TURNA
Property | Value |
---|---|
Parameter Count | 1.14B |
Model Type | Text2Text Generation |
Architecture | Transformer-based encoder-decoder |
License | Non-commercial academic research only |
Paper | arXiv:2401.14373 |
What is TURNA?
TURNA is an advanced Turkish language model developed by Bogazici University Computer Engineering Department TABILAB. Based on the UL2 framework, it represents a significant advancement in Turkish natural language processing, featuring 36 encoder-decoder layers and 16 attention heads. The model was trained on a diverse corpus including OSCAR, OPUS, and Wikipedia, making it particularly effective for both understanding and generation tasks.
Implementation Details
The model architecture is built with precision and scale in mind, featuring 1024-dimensional token embeddings and 2816-dimensional multi-layer perceptron layers with Gated GeLu activations. TURNA utilizes a unigram subword tokenizer trained on 10GB of text data, with a vocabulary size of 32,128 tokens (including special tokens).

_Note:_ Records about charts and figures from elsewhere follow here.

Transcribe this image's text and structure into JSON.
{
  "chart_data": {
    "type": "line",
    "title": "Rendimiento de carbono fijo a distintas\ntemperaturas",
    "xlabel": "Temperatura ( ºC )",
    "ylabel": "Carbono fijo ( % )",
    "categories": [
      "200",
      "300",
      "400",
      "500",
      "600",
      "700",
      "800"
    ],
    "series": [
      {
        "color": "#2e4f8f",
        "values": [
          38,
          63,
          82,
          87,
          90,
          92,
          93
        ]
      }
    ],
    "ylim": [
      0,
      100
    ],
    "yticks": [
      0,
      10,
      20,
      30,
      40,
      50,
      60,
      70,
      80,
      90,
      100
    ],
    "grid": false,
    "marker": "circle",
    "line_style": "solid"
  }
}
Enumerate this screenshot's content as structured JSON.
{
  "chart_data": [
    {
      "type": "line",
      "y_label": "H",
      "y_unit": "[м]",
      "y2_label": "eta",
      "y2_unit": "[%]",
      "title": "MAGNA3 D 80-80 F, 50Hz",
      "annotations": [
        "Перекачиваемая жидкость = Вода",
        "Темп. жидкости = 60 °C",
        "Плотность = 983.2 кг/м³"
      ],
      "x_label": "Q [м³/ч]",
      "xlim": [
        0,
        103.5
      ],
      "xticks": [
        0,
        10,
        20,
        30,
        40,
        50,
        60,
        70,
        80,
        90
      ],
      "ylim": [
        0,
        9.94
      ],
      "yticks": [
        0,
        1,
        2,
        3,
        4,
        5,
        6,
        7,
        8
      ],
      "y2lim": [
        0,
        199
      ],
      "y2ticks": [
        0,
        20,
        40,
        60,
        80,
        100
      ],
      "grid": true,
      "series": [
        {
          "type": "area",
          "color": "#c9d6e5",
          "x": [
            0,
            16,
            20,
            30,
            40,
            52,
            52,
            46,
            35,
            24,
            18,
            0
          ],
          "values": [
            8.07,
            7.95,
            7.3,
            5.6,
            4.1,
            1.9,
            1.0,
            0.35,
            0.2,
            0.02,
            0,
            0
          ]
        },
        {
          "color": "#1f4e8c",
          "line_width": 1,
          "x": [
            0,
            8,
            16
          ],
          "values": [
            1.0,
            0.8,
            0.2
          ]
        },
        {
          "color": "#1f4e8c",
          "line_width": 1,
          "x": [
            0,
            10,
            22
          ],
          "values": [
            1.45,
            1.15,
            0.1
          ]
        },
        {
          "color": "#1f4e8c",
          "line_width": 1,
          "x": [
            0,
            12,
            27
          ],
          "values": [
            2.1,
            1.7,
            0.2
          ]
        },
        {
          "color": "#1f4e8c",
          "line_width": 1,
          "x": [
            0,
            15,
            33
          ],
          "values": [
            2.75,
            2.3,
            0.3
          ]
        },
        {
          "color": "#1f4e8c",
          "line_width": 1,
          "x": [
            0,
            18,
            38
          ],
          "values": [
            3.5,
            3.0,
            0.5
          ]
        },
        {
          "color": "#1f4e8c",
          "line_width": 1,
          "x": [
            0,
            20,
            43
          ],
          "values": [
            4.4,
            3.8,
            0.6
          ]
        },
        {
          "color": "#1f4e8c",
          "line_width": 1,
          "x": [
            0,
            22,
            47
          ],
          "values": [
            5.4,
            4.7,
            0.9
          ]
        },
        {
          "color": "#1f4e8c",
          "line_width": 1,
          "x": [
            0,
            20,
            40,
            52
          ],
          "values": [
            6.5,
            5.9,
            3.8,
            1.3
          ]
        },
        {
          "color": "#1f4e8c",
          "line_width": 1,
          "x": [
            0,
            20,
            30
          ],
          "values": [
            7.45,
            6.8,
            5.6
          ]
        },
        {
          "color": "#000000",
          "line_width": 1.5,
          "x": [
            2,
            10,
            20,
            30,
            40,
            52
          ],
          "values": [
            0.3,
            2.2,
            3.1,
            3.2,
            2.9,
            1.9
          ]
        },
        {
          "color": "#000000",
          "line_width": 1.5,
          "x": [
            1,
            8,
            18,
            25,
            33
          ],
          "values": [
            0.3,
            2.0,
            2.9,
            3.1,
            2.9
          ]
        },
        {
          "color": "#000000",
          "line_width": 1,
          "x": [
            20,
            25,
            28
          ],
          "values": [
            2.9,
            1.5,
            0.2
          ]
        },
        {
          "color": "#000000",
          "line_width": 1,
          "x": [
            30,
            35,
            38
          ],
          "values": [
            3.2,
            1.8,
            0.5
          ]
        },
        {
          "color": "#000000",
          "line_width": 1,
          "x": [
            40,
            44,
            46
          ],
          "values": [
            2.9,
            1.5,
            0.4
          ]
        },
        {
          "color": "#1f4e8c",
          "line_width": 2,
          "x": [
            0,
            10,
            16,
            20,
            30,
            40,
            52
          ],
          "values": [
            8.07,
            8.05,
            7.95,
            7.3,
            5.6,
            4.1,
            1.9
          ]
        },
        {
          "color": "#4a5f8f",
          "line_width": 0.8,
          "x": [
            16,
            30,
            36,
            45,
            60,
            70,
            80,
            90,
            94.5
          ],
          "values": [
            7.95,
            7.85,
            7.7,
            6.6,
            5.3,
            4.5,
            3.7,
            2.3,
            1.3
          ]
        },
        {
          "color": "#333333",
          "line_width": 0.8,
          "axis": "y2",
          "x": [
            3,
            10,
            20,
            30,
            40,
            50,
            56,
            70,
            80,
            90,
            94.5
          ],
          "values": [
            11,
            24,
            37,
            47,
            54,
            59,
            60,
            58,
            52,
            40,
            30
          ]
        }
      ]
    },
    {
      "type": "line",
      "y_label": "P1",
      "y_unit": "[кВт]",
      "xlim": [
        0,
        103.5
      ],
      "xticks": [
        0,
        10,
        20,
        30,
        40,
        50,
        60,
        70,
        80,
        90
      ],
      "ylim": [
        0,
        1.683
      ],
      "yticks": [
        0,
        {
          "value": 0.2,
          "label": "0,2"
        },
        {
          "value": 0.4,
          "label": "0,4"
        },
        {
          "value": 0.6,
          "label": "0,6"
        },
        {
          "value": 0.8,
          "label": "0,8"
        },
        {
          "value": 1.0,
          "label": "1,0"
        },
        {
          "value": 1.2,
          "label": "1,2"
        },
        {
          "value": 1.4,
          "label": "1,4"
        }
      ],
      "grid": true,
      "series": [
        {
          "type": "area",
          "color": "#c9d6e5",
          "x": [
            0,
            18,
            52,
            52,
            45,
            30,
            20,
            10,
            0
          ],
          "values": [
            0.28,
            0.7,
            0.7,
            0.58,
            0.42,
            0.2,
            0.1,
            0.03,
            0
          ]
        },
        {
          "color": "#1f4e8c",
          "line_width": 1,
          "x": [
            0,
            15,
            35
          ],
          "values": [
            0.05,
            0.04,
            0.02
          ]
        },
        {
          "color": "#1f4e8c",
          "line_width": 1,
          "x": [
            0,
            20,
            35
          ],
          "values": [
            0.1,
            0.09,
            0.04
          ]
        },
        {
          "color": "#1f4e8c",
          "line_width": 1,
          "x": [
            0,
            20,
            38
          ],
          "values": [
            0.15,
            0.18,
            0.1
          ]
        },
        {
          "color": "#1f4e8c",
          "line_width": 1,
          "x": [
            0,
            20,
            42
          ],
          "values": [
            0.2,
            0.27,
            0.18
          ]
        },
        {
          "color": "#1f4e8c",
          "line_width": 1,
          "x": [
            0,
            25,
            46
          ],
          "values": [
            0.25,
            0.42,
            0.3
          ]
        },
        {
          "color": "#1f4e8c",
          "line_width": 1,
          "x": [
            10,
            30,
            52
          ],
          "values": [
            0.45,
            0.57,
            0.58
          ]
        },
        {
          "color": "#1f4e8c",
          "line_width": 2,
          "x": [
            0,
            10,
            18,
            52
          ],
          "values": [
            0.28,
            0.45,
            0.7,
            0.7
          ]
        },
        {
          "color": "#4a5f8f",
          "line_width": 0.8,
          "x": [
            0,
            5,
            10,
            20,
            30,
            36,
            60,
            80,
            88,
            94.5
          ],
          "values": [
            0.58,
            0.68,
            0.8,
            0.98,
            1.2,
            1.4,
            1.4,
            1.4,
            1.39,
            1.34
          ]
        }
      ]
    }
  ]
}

- Training completed over 1,740,000 steps with a batch size of 48
- Input and output lengths of 512 tokens
- Effectively processed 42.7B tokens during training
- Trained on TPU v3-8 machines through Google TPU Research Cloud
Core Capabilities
- Text generation and understanding in Turkish
- Paraphrasing and summarization
- Named Entity Recognition
- Part of Speech tagging
- Semantic Textual Similarity
- Natural language inference
- Text classification
Frequently Asked Questions
Q: What makes this model unique?
TURNA stands out for its specialized focus on Turkish language processing, outperforming multilingual models and competing with monolingual Turkish models in understanding tasks. Its architecture and training approach make it particularly effective for both comprehension and generation tasks.
Q: What are the recommended use cases?
The model is specifically designed for non-commercial academic research purposes, particularly suited for tasks involving Turkish language processing, including text generation, summarization, and various NLP tasks. It can be fine-tuned using the provided library for custom Turkish language tasks.